4.25.2011

school days

When I was a kid my parents never allowed us to cuss or say “shut up” or “hate” or “spastic” or “retard”. Even as a youngster these rules seemed like good ones, though one of my brothers relished using them on me anyway. Not to worry. I could take it.

Up until third grade my mom drove me and my brother to school in our squeaky 1960s sky blue and white Chevy Impala Bel Air. She’d drop us at the curb and I’d run to class, my salt and pepper plaid pleated skirt, white blouse and carmine wool sweater vanishing into a sea of scampering clones. Matching boys and girls were greeted by nuns, some with thin silvering hair pulled back tightly into buns accentuating sharp noses, their manner and facade equally austere.

In fourth grade I started attending public school, freeing my mom of her early morning drive. At the top of our gravel road I’d wait under the cover of a small shack until boarding a yellow bus elbow to elbow with my best friend Monica. We’d bounce happily in our seats, steaming up windows chit-chatting away. When the bus pulled into the Robinswood Elementary School parking lot, twenty rowdy kids tumbled out onto the pavement and scattered like so many leaves.

On the far side of the parking lot sat a lone one-story building boasting the same cinder block design as the main school. But inside it was different. Inside dwelled the Special Ed kids. We really never saw them up close, just got fleeting glimpses from afar. The kids were in wheelchairs and walkers, limping, drooling, yawning, recoiling. The mean students called them retards, spazzes. None of them were my friend, I didn’t know their names or recognize their faces. They were nobodies to me, sequestered to a special building, a special short bus, a special life hidden and unknown to me. My memories of those students are so vague, having had little to no exposure to them. Sometimes I wonder if they really existed.

Now days it’s different—disabled children, Autistic Children, children with cerebral palsy often mainstreamed with the “typical” kids, the “normal” kids, the ordinary kids. Calvin participates in a class like this for part of his school day. The other kindergartners love to be near him, to read to him, to somehow befriend him.

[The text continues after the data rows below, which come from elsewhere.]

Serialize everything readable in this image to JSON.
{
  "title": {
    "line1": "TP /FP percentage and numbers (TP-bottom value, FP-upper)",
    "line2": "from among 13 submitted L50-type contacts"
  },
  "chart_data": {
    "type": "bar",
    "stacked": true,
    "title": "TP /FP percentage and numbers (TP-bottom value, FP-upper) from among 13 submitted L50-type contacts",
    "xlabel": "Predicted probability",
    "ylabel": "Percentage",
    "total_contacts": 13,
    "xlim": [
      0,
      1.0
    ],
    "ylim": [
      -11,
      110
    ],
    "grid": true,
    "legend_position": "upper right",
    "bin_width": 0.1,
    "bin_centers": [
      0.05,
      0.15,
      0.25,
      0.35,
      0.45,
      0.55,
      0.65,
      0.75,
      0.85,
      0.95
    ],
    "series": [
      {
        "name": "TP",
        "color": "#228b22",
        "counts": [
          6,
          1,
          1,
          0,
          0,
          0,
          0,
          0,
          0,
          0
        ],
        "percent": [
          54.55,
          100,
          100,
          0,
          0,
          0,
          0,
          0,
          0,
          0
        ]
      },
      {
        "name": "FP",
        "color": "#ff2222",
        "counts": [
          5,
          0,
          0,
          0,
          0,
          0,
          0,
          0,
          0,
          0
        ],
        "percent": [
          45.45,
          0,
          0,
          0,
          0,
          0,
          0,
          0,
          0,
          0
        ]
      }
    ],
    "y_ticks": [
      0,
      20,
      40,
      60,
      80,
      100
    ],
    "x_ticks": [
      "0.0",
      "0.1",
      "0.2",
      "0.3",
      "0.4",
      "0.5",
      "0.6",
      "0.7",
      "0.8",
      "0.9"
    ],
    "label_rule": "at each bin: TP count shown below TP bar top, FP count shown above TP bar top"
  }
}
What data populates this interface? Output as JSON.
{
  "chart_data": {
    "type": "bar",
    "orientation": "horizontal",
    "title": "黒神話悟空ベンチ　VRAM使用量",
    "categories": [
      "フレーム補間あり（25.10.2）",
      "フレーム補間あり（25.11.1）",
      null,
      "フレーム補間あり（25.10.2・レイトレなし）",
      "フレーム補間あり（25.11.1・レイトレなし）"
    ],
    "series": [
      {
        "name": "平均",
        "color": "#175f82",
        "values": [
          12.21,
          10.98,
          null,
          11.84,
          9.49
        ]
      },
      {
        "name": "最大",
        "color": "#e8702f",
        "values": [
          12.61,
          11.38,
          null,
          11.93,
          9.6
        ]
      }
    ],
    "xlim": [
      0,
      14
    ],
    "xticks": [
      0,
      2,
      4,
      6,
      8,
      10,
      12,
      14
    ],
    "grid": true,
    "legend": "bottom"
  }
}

One day I brought Calvin to school after a doctor’s appointment. He was in my arms as I was saying goodbye and a string of his fellow kindergartners marched on past. When they saw Calvin each of them waved and, like a gaggle of geese, chirped “hiiiii Caaaaaaalvin!” My nostrils stung and I started to cry. My boy finally had some friends, some other kids who truly showed an interest and fondness for him. I'm glad he's not shunned or hidden or shamed like in the days when I was a kid growing up, back when my brother called me a retard.


3 comments:

  1. Wow, this took me back. I'm glad that Calvin has a better experience than the kids in the Special Ed building did in our day. I'm really happy to hear that Calvin has friends that he goes to school with. That is a wonderful thing for Calvin and for the kids who get to know him.
    Love you. Nydia

    ReplyDelete
  2. And I beleive that the children who are not disabled gain so much as well from the inclusion. I know that my kids who know and love my sister who has special needs and is cognitively delayed have wide open hearts for people of all differences - and I think it is because of their relationship with her. It is a win-win for all!

    ReplyDelete
  3. Those kids in Calvin's class are well on their way to a lifetime of tolerance and caring. I hope they can stay that way.